In essence, current rates of global sea-level rise as recorded around the Australian coast may not be fast enough to induce shoreline change in many sediment compartments. There is a high degree of resilience to recession in such cases. Post-storm recovery and general sediment budget sufficiency could be seen as dampening any morphologic impact of the present rate of sea-level rise. However, if the rate rises to around that of the end of the PMT (say 8mm/yr. or more) then shoreline recession will most likely overwhelm any tendency to recover after extreme storm events. This conclusion reinforces the need for observations like that at Narrabeen and north of Moruya airport and elsewhere to compare with modelled projections.
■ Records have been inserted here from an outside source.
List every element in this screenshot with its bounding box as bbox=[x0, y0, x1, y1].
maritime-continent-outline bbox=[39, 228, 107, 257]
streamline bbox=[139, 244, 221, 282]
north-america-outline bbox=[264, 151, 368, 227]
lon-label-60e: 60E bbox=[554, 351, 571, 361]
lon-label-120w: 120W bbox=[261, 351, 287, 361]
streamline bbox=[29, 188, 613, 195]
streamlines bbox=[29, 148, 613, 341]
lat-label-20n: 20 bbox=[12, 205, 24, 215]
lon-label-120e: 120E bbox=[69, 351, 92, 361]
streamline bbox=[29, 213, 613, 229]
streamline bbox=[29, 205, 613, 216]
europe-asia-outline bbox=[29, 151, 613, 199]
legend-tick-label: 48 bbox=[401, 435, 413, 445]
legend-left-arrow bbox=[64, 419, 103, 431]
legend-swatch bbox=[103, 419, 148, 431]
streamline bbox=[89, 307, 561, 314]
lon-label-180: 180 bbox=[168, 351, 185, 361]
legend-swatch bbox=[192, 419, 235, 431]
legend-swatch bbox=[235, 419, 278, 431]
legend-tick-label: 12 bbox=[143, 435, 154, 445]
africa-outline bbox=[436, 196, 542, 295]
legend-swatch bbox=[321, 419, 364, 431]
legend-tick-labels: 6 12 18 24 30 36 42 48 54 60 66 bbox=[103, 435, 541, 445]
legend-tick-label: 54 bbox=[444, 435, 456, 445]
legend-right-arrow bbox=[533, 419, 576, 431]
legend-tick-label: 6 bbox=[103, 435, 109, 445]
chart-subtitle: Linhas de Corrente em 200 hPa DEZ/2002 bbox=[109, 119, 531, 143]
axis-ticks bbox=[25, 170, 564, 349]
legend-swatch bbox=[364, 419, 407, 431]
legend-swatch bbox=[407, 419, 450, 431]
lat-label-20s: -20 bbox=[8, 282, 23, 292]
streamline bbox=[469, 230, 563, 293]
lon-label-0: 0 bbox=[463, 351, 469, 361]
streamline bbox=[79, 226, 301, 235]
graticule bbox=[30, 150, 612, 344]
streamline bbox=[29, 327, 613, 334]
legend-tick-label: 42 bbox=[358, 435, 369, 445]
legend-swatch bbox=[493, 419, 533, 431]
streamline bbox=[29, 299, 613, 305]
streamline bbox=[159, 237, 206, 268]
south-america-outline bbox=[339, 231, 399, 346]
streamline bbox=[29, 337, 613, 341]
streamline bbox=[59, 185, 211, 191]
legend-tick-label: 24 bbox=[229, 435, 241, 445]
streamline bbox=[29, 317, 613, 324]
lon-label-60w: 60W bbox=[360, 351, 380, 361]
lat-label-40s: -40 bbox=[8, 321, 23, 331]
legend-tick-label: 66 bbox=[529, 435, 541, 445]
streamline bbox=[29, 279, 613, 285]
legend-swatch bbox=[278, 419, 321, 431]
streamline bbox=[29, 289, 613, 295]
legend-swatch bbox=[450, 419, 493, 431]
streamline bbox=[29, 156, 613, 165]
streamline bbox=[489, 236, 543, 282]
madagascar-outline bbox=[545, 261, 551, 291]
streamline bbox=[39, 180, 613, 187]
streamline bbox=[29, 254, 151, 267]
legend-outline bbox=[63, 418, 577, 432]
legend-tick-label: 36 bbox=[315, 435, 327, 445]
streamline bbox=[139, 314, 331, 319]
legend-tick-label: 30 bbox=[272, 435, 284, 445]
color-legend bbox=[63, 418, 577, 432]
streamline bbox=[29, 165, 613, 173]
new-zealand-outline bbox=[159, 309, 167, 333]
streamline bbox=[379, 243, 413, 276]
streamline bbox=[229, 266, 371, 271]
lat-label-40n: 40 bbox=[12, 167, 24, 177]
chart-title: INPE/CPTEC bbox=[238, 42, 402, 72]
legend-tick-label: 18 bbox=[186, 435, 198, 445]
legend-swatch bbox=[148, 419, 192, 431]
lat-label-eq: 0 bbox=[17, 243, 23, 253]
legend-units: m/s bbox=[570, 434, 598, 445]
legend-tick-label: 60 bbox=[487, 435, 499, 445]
Kinsela, M. Daly and P. Cowell, 2016, Origins of Holocene coastal strandplains in Southeast Australia: Shoreface sand supply driven by disequilibrium morphology. Marine Geology 374, 14-30.
Fruergaard et al., 2015, Stratigraphy, evolution and controls of a Holocene transgressive-regressive barrier island under changing sea level: Danish North Sea coast. Journal Sedimentary Research, 85, 820-844. 103-120.
Thom et al., 2018, National sediment compartment framework for Australian coastal management. Ocean & Coastal Management. 154, 103-120.
Hi Bruce- Your blog post is interesting and poses some important and timely questions about “tipping points” that, I think, deserve a fairly thorough literature review if one doesn’t already exist. The question is what is the maximum rate of SLR at which a coast can balance SLR with accretion without simply being drowned.
For coastal marshes, Morris and others found that marsh accretion could pace with SLR up to about 5mm/yr and Turner et al came to a similar conclusion for several river deltas. For the cases of sandy barriers like Moruya, availability of inner shelf sands combined with wave climate would probably be critical determinants of the tipping point.
The present observed rate of global SLR of 3.1mm/yr are still below most reported tipping points. But predictions of future rates of between 8mm/yr and 16mm/yr well exceed all of the estimates that I have seen. I think your NSW cases would make a valuable contribution to the literature, particularly if comparisons are mades with other estimated tipping points from different environments. Some references for marshes and deltas are in ”Coastal Erosion and Land Loss: Causes and Impacts” Chapter 9 of “Tomorrow’s Coasts – Complex and Impermanent”.